Advocis and the Institute for Advanced Financial Education (the Institute) launched a new registry of Chartered Life Underwriter (CLU) and Certified Health Specialist (CHS) designation holders this month, designed to help members of the public verify claims of those who profess to be designation holders in good standing.Created in 1924 by an Act of Parliament, the CLU designation identifies those with experience and education in the area of wealth transfer and estate planning. The newer CHS designation identifies those with specialist health insurance training and experience.
Today, the Institute has plans to market the CLU more broadly, both to the public, and to other professionals who often have a hand in transferring wealth from one generation to the next.

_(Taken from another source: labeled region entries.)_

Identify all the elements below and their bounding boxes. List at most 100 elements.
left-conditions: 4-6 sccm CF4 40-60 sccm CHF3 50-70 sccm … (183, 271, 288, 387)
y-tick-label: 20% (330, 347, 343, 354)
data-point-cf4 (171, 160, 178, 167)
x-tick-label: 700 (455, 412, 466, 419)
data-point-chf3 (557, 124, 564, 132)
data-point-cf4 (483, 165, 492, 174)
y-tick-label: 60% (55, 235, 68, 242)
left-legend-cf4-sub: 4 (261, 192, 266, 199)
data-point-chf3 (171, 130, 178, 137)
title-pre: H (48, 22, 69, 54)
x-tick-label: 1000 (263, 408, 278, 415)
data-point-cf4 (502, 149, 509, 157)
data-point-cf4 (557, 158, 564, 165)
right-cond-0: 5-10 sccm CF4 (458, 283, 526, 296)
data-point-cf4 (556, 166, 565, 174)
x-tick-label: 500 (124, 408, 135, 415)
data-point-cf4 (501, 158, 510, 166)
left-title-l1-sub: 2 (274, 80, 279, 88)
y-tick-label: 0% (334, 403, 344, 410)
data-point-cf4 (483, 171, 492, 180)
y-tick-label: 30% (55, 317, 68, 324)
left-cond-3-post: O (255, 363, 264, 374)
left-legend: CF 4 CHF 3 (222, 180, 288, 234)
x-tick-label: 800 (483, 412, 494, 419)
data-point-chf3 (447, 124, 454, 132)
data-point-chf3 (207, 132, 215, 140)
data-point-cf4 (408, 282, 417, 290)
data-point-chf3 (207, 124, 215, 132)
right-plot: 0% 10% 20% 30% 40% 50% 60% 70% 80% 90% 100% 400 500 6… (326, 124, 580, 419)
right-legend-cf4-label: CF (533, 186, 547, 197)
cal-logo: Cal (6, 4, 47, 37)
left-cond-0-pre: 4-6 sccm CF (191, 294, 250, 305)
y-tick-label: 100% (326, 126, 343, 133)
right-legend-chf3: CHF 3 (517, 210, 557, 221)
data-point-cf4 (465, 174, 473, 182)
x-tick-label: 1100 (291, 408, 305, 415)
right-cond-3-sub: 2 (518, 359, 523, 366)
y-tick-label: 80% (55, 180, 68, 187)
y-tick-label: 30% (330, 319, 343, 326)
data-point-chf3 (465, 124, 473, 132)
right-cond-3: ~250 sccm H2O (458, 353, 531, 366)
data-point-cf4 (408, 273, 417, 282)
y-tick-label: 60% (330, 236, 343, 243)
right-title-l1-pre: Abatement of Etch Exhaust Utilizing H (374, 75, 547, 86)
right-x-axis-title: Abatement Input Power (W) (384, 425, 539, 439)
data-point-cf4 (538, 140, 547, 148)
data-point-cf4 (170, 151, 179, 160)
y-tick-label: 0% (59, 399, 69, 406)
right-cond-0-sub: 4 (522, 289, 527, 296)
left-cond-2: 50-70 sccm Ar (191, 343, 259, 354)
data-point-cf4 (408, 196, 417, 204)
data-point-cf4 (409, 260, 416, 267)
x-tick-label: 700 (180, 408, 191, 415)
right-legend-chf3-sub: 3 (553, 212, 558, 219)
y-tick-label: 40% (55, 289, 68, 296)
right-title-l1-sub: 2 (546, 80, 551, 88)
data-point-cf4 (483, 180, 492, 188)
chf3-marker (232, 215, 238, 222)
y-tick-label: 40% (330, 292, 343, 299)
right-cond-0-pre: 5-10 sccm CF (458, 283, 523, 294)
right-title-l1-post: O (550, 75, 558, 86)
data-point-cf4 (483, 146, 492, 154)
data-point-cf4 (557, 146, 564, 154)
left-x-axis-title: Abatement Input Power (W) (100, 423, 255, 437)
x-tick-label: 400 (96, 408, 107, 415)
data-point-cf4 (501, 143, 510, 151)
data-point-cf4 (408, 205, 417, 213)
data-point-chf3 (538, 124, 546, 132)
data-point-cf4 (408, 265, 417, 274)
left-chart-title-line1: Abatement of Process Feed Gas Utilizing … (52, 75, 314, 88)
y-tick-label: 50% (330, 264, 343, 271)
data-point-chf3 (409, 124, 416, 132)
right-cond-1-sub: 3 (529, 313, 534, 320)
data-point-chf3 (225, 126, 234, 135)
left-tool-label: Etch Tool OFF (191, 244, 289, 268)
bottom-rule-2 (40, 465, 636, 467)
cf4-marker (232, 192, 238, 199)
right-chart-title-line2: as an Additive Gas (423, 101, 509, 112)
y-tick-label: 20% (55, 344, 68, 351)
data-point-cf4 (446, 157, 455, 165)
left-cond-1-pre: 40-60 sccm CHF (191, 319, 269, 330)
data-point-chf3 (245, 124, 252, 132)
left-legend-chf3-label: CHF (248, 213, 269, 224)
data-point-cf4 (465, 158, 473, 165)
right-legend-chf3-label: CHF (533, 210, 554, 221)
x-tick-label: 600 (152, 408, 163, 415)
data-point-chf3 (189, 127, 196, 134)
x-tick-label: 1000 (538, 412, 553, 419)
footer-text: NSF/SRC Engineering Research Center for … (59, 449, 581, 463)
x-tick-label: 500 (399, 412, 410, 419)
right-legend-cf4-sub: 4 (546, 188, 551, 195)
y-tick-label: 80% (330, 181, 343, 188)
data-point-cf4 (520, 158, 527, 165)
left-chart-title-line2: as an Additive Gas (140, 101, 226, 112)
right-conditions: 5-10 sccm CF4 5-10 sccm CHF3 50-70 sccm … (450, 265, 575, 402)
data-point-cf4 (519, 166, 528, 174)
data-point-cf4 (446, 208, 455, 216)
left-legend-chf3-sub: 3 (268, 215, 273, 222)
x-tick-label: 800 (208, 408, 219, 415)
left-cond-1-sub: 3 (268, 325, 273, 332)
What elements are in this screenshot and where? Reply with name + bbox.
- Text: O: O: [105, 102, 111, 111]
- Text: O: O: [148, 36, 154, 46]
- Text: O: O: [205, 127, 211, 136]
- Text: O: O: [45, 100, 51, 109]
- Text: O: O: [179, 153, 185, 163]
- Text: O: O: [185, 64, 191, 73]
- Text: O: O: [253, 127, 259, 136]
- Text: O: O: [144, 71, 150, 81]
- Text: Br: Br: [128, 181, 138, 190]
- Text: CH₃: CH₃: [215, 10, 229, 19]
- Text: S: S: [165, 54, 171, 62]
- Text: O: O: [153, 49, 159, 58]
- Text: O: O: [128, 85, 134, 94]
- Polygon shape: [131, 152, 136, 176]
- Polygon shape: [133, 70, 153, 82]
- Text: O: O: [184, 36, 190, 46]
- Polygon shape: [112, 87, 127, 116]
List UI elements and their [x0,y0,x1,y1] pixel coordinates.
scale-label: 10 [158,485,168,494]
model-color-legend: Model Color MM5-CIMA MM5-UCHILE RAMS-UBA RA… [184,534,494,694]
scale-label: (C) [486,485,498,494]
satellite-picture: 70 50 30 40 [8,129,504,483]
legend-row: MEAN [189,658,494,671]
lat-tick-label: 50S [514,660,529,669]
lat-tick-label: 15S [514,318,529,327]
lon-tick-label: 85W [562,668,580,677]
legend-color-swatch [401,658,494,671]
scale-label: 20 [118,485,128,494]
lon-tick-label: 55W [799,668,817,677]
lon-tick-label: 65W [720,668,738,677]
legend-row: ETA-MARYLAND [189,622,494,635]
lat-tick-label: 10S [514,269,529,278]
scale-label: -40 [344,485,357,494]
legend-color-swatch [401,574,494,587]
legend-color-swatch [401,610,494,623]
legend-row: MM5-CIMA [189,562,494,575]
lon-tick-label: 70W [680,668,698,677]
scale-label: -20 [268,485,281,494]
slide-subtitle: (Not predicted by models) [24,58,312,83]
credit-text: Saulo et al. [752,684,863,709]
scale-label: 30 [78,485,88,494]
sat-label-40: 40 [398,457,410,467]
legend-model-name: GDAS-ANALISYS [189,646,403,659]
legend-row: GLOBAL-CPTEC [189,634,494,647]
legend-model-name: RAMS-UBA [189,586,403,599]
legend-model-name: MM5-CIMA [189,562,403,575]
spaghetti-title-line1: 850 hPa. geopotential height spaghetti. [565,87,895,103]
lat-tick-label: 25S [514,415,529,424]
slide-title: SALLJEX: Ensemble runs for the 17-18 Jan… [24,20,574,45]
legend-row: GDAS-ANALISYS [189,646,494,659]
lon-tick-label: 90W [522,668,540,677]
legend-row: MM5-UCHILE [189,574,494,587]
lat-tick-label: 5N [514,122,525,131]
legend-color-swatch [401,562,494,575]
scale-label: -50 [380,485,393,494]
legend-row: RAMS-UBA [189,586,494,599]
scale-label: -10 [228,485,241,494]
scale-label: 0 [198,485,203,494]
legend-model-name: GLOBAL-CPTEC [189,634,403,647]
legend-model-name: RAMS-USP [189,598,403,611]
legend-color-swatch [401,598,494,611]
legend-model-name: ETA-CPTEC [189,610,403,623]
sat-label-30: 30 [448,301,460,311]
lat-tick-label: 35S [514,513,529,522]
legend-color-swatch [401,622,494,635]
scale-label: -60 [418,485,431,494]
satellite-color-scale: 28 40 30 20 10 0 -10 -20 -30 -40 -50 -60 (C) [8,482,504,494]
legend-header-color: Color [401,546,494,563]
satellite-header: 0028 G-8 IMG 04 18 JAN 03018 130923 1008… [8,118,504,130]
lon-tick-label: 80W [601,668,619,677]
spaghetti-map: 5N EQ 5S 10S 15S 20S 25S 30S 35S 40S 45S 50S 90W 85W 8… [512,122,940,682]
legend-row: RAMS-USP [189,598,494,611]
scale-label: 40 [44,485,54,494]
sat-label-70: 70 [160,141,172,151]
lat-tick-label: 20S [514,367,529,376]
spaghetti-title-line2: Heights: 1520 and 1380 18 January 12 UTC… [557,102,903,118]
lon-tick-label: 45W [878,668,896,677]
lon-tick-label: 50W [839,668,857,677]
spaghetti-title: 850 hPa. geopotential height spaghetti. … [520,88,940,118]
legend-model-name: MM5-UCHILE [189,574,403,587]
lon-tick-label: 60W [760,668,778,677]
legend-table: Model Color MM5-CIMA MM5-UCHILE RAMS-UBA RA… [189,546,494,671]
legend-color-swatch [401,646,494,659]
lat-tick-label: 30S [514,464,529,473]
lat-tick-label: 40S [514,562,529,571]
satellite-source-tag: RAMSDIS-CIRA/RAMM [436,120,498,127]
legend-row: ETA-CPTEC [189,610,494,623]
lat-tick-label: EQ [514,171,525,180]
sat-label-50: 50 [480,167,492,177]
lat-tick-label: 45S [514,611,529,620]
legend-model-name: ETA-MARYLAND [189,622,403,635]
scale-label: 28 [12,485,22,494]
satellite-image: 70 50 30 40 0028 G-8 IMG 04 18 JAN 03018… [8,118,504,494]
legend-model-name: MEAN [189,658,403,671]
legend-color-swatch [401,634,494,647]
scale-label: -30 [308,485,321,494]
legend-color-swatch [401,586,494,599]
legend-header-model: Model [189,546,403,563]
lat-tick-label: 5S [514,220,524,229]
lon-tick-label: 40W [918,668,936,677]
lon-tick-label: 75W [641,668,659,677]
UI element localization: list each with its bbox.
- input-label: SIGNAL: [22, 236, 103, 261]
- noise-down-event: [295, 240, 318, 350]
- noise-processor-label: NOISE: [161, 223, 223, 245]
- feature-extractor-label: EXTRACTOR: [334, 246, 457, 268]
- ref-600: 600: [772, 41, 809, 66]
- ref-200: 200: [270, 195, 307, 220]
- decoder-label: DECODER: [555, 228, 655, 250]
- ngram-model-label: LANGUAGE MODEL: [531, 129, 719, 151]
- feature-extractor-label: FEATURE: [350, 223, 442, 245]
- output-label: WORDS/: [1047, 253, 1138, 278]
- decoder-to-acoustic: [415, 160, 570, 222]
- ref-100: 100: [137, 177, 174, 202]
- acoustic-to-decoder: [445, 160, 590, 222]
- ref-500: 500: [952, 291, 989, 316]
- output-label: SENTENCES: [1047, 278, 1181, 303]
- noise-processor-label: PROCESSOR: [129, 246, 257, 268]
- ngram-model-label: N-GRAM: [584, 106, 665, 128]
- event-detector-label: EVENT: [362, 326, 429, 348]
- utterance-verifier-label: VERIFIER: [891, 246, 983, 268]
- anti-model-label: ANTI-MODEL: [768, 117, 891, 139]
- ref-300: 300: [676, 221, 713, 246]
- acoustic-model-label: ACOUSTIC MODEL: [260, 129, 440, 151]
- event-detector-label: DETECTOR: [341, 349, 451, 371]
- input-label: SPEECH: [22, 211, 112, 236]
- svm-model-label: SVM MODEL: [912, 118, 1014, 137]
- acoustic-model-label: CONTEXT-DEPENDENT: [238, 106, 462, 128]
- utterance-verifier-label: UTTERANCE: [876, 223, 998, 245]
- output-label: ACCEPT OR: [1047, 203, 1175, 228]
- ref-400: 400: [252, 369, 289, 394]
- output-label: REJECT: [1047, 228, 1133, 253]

Institute chair, Jim Virtue says fraudulent use of the designations isn’t a problem that he’s aware of. Still, in making the announcement, it was pointed out that individuals who make fraudulent use of the designations will be reprimanded and could be subject to legal action.
“We’re really doing this for increased public awareness,” he says. In addition to the registry, he adds the standards body has been actively working to update its course material and continuing education requirements. “We’ve been doing a lot of work to increase the proficiency of the people who have the CLU, and increase the profile of the designation.”
Work to increase the public and professional profile of the CLU and CHS nationally, meanwhile, is currently in the planning stages. Accountants – Chartered Accountants (CAs), Certified Management Accountants (CMAs), and Certified General Accountants (CGAs) – are among those the Institute plans to target in the future. “There are quite a few accountants practicing in the area of wealth management, but they haven’t really taken any formal training,” Mr. Virtue says. “We think that’s a very good area for us to market our designation.”